Farxiga is a type of drug called a SGLT2 inhibitor. The compound is called dapagliflozin.
The study included more than 17,000 type 2 diabetes patients aged 40 and older. Nearly 7,000 had heart disease and more than 10,000 had numerous risk factors for heart disease, Wiviott’s group said.
Patients were randomly assigned to take a dummy placebo pill or 10 milligrams of Farxiga each day.
“When it comes to helping our patients control and manage blood glucose, the ‘how’ appears to be as important [as] the ‘how much,” said study author Dr Stephen Wiviott, a cardiovascular medicine specialist at Brigham and Women’s Hospital in Boston.

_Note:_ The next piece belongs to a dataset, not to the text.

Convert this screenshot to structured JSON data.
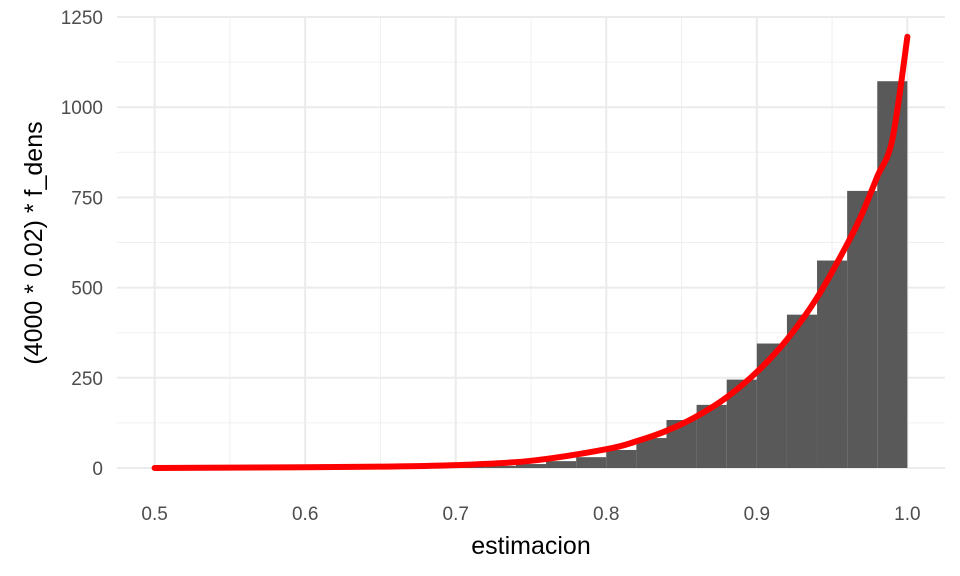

“When choosing a therapy, trial results like these can help us make an informed decision about what treatments are not only safe and effective for lowering blood glucose but can also reduce risk of heart and kidney complications,” Wiviott said in a hospital news release.
Taking the drug did not reduce the risk of heart attack, stroke and cardiovascular-related death, the research team noted. However, patients who took the drug did see healthy declines in their blood sugar levels, plus an added bonus: a 27 percent decrease in their risk of hospitalization for heart failure.
Their risk of kidney failure and death from kidney failure also fell, researchers noted.
Two other recent studies of this class of drugs show that they “robustly and consistently improve heart and kidney outcomes in a broad population of patients with diabetes,” Wiviott noted.